I cannot find a single thing to recommend about this book. The storyline is ludicrous, hinging as it does on so many coincidences that Charles Dickens would have been embarrassed to use them. The dialogue is wooden and anachronistic (nobody said “snafu” in 1900 – it’s a word from World War II). Shifts in point of view occur abruptly, within the same scene and often in the same paragraph. A single scene is drawn out for pages and pages, while years pass in the space of a phrase or sentence. The characters are so heavily stereotyped that I knew what they were going to do chapters beforehand. The fact that all the love stories were based on adultery was an aspect I found especially distasteful: Yuala and Henry, Rachel and Richard, Jefferson and Caroline, Lawrence and Yin, even Barbara and her lover Michael.
It is obvious – painfully so – that Ms. Lanigan conducted a lot of research in the course of writing the book. It’s as if she were standing in front of readers, waving a sheaf of paper and beating us over the head with what she found out. Unfortunately, most of it is not germane to the story: at one point a character sits at a piano and plunks out a tune. That’s the only reason we’re subjected to the preceding paragraphs, which give us a pedantic and self-important treatise on the history of the piano. By the end of the book, we’ve been treated to a social history of San Francisco, complete with lists of politicians and socialites, as well as more information than we need about the graft and corruption in City Hall. We’re also told at great length about the social structure and foreign policy of China in the nineteenth century. But don’t ask me how this advances the plot. One of the rules of fiction writing is: If it’s not necessary to the plot, leave it out. By that measure, a good half of Wings of Destiny could have been penciled out, and this reader, at least, would not have lamented its removal.
What makes it worse is that much of the research is flat-out wrong. Caroline gets anesthetic during childbirth, in 1839, when in fact doctors did not attempt this until 1845, at the earliest. The beginning of the Civil War is given as 1860, not 1861. Mention is made of Beethoven being a “prize pupil” of Mozart’s, when he studied under the Austrian genius for only a brief period in 1784. The plethora of errors I ran across led me to doubt everything else I read. This is in addition to the fact that all of Yuala’s descendants exhibit nothing but aristocratic European features, with nary a hint of their African heritage among the lot. Evidently, genetics was not among the subjects the author included in her research; the only gene this group seems to have in common is the one that passes on a propensity to commit adultery.

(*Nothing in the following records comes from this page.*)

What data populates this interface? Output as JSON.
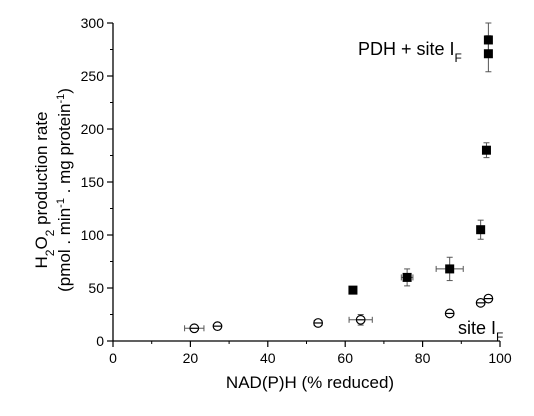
{
  "chart_data": {
    "type": "scatter",
    "xlabel": "NAD(P)H (% reduced)",
    "ylabel_line1": "production rate",
    "ylabel_line2": "(pmol . min . mg protein )",
    "xlim": [
      0,
      100
    ],
    "ylim": [
      0,
      300
    ],
    "x_ticks": [
      0,
      20,
      40,
      60,
      80,
      100
    ],
    "y_ticks": [
      0,
      50,
      100,
      150,
      200,
      250,
      300
    ],
    "grid": false,
    "annotations": {
      "pdh": "PDH + site I",
      "site": "site I",
      "subscript": "F"
    },
    "series": [
      {
        "marker": "filled-square",
        "color": "#000000",
        "points": [
          {
            "x": 62,
            "y": 48
          },
          {
            "x": 76,
            "y": 60,
            "yerr": 8,
            "xerr": 1.5
          },
          {
            "x": 87,
            "y": 68,
            "yerr": 11,
            "xerr": 3.5
          },
          {
            "x": 95,
            "y": 105,
            "yerr": 9
          },
          {
            "x": 96.5,
            "y": 180,
            "yerr": 7
          },
          {
            "x": 97,
            "y": 271,
            "yerr": 17
          },
          {
            "x": 97,
            "y": 284,
            "yerr": 16
          }
        ]
      },
      {
        "marker": "crossed-circle",
        "color": "#000000",
        "points": [
          {
            "x": 21,
            "y": 12,
            "yerr": 3,
            "xerr": 2.5
          },
          {
            "x": 27,
            "y": 14,
            "yerr": 2
          },
          {
            "x": 53,
            "y": 17,
            "yerr": 3,
            "xerr": 1
          },
          {
            "x": 64,
            "y": 20,
            "yerr": 5,
            "xerr": 3
          },
          {
            "x": 87,
            "y": 26,
            "yerr": 2
          },
          {
            "x": 95,
            "y": 36,
            "yerr": 2
          },
          {
            "x": 97,
            "y": 40,
            "yerr": 2
          }
        ]
      }
    ]
  }
}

Throw in a couple of gratuitous masturbation scenes, the distracting tendency to introduce secondary characters in elaborate detail and then do nothing with them, and typographical errors that occurred so frequently I stopped making note of them, and Wings of Destiny went over with me like the proverbial lead balloon. I ended up reading passages aloud to friends, trying to recreate the MST-3K experience. I should have asked Joel if I could borrow the robots before I started reading.